Saturday, February 22, 2014

#FBF: TriathlEATing

You know those internet memes showing the old-fashioned lady eating a cookie saying something like, "There is a skinny girl inside me, trying to get out, but I can usually shut her up with cookies.."? Well, my internet meme would say, "There is a fat kid inside me, trying to get out, but I can always shut him up with 3 hour bike rides and 18 mile runs."

If you can relate to this, then you are a triathlEATer. I like to think I coined this term myself, but really anybody could combine the words "athlete" and "eat," so I probably wasn't the first. On that note, this phenomenon is not exclusive to triathletes. Any athlete who has a large workload (except wrestlers... or as I call them, "anorextlers") and needs to eat a lot can probably feel my pain here.
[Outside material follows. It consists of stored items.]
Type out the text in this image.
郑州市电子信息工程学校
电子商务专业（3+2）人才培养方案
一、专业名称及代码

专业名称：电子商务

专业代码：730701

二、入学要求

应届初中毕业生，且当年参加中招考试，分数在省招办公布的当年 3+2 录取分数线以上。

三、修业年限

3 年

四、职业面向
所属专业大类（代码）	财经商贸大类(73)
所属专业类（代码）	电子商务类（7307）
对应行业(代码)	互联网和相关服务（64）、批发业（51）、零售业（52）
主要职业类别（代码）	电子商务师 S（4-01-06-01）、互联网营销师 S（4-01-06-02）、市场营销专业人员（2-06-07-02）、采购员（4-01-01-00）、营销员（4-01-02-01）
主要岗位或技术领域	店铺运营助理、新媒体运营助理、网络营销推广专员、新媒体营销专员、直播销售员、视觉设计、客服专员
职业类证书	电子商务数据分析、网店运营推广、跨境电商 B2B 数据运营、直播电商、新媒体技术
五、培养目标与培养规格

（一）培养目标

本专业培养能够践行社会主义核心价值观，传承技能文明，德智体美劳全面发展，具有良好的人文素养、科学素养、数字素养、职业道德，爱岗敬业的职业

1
The bottom line is, I train a lot, so I have to eat A LOT! Believe it or not, this is not as cool as it sounds. In fact, it can be annoying sometimes. The following is a list of signs that you have experienced "triathleating." Again, keep in mind this is exclusive to athletes with a heavy training load; if you just eat a lot and don't work out (I'll try not to call you "gentiles") you have clearly let the fat kid out of his cage.


  1. You have experienced great dismay at the portion sizes in a restaurant. There really is nothing worse than that realization of, "ugh... this is just not enough food..." While most people complain about huge portions, you are already finished and your stomach is still rumbling... but never fear...there is peanut butter, jelly, and bread at home!
  2. You get irrationally angry with picky eaters. ARE YOU KIDDING ME??? YOU THREW AWAY HALF YOUR SALAD! The simple fact that people actually have a choice in what they eat sparks rage and jealousy. We should all be so lucky... some of us just have to eat, regardless of the taste.
  3. You get two mints at drive throughs... when ordering for yourself... Places like Sonic and Amigos always give you an extra mint. Because there is no way all that food is for only one person... right?
  4. You've gotten to the last bite of something before realizing it doesn't taste all that good. At this point, there is a moment of self-loathing... before you get over it and make another snack. 
  5. When cooking for friends, you forget that they didn't ride 65 miles that morning. This goes back to different portion sizing by non-triathleats (again, I didn't want to use the word "gentiles" here). Sorry I poured a half a pound of pasta on your plate... and two chicken breasts...
  6. Going to the grocery store requires eating beforehand. You already spend half your paycheck on groceries as it is. Let's make sure we go with a full tummy so we don't get 3 different varieties of Oreos... and beef jerky... cuz its Paleo, right?
  7. There is a post-workout-pre-meal snack. Meal preparation takes energy, and energy takes food. Yes, I will eat a turkey sandwich... so that I have enough energy to make another turkey sandwich. 
  8. You go by the Hobbit eating schedule. Before and after every workout there is a meal, along with all the other meals in the day. We're gonna have to make time for second breakfast, eleventies, lunch, afternoon tea, dinner, and supper. 
  9. "Hungry" is a relative term. It is a constant state. If someone asks, "Are you hungry?" The answer is always "yes," but there are varying degrees of "yes." There is I-Just-Ate hungry, I'm-about-to-go-workout hungry, I-just-finished-a-workout hungry, I'm STARVING, I-will-literally-eat-a-baby hungry, and Hangry. 
  10. You get irrationally angry when people call you "lucky." Yes, there is a lot of irrational anger in triathleating that gentiles (I mean, non-triathletes... sorry) do not understand. Probably due to low blood-sugar (see #9). Sure, I'm lucky to be living my dream, but I am NOT lucky to be able to eat so much! If you'd done what I've done today, you could eat a bacon cheeseburger with Krispy Kremes as a bun too (not that I've done that...) Trust me, you don't want to do what I have to do in order to be able to eat so much.